Borges começa por lembrar a definição de Walter Pater, o qual
nos diz que “toda arte aspira à condição da música”. E a noção mais conhecida
(por ser a correta) da música é que nela temos forma e substância inseparáveis,
a melodia e a peça musical, portanto, têm a relação de som e pausa num lapso de
tempo, e eis que é neste ambiente que as emoções são despertadas pela música,
por estas combinações citadas, som, pausa e tempo.
Borges então segue a sua análise dizendo, seguindo Stevenson,
que há um caráter duplo na poesia, pois esta tem como material as palavras, e
aqui Stevenson associa friamente as palavras do poeta aos utensílios. A chamada
trama, por sua vez, pode ser tanto cotidiana como abstrata, e aqui temos
símbolos rígidos como resultado, o que em Stevenson equivale a transformar o
ordinário em mágica. A natureza dupla, aqui, é que a poesia traduz do mundo da
vida, em seu caráter geral e corriqueiro, um senso estético do maravilhoso,
sendo uma operação, paradoxalmente, que parte de uma frieza objetiva, e ao fim,
temos como efeito que é o que temos como “poesia”, a emoção estética.

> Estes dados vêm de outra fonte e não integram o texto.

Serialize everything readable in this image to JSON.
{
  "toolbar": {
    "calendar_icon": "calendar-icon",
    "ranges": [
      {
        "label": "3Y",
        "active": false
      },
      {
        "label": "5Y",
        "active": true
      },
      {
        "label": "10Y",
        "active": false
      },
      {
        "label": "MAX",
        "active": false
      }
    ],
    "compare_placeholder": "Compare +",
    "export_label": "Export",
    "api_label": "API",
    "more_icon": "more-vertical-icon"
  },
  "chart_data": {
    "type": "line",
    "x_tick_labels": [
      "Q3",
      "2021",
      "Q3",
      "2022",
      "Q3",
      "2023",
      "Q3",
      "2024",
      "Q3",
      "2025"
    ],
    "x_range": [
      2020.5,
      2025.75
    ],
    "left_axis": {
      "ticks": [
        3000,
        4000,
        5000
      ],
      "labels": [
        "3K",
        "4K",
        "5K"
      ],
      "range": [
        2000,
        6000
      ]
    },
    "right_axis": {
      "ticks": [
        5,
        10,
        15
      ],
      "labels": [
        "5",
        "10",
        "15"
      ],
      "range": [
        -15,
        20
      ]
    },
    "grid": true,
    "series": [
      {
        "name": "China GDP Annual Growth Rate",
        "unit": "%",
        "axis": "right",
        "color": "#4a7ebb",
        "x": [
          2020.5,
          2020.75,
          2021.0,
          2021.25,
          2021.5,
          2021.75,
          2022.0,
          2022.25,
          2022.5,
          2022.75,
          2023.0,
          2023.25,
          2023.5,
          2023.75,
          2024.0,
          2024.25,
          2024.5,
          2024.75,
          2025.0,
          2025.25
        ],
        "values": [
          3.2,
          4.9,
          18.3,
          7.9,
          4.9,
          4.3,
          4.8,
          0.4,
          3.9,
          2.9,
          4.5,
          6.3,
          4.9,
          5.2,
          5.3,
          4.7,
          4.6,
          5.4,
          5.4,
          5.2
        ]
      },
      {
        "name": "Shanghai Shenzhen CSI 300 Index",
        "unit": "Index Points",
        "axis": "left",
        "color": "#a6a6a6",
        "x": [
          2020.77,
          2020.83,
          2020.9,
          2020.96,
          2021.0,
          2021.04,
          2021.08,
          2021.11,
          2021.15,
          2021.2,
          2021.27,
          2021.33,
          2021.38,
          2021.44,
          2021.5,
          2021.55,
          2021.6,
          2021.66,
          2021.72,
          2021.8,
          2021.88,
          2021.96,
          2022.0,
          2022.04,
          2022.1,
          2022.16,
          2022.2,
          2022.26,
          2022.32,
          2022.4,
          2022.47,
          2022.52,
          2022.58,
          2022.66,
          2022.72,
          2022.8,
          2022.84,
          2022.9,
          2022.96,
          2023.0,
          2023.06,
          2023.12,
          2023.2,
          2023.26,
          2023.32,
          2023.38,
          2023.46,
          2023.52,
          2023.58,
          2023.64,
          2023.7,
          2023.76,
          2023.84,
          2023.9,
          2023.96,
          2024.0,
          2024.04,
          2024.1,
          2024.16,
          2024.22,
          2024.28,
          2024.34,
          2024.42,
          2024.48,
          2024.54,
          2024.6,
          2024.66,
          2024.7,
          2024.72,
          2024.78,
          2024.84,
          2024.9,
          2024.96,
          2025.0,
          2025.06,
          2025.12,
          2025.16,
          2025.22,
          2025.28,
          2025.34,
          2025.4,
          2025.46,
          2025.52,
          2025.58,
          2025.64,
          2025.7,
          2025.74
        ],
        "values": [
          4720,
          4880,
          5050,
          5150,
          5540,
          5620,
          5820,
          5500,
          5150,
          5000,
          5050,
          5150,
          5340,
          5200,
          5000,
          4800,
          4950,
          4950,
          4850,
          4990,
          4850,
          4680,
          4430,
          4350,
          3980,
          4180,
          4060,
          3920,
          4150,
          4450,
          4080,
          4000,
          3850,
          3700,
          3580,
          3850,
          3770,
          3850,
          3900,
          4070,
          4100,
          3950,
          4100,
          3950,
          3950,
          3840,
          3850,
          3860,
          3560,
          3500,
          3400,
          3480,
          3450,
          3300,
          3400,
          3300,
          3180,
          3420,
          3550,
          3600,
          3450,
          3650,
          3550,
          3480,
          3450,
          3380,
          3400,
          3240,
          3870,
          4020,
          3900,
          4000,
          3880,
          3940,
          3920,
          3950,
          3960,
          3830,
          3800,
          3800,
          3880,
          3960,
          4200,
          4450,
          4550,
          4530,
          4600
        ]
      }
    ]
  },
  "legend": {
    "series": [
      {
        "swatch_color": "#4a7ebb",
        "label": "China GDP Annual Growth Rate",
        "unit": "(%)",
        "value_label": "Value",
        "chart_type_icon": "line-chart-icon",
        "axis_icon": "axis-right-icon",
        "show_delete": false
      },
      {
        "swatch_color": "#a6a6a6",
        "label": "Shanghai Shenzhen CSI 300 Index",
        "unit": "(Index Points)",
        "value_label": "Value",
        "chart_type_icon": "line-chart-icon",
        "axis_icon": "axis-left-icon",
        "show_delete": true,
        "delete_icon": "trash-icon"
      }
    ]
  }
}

Borges então segue analisando a relação entre durabilidade no
tempo histórico de uma poesia, isto é, se ela permanece viva no tempo ou se
converte em língua morta. E Borges então recapitula uma provável origem das
palavras, estas que vêm do mundo concreto, muito antes de qualquer abstração. Muitas
vezes, temos uma origem mágica das palavras, como instrumentos de encantamentos,
o que pode ser uma concepção da palavra mais próxima da metáfora poética, aqui
temos não exatamente uma abstração ainda, mas a palavra como função de magia e
de culto.
E aqui Borges, por sua vez, refuta Stevenson, e retoma a
palavra na poesia como sendo o retorno às fontes da linguagem, e aqui temos a
diferenciação das línguas das nações e dialetos de tribos, pois então não há
como ter um chamado “dicionário perfeito”, uma relação simétrica entre palavra
e universalidade, a diferença entre os idiomas comprova, justamente, que isto
não existe. Isto é, as línguas têm origem popular e diversa, portanto, não
foram inventadas por linguistas ou filólogos, portanto, a relação lógica de
Stevenson vira aqui um fantasma ou, na verdade, um sofisma. Por fim, o caráter
popular da linguagem veio muito antes de qualquer afetação livresca.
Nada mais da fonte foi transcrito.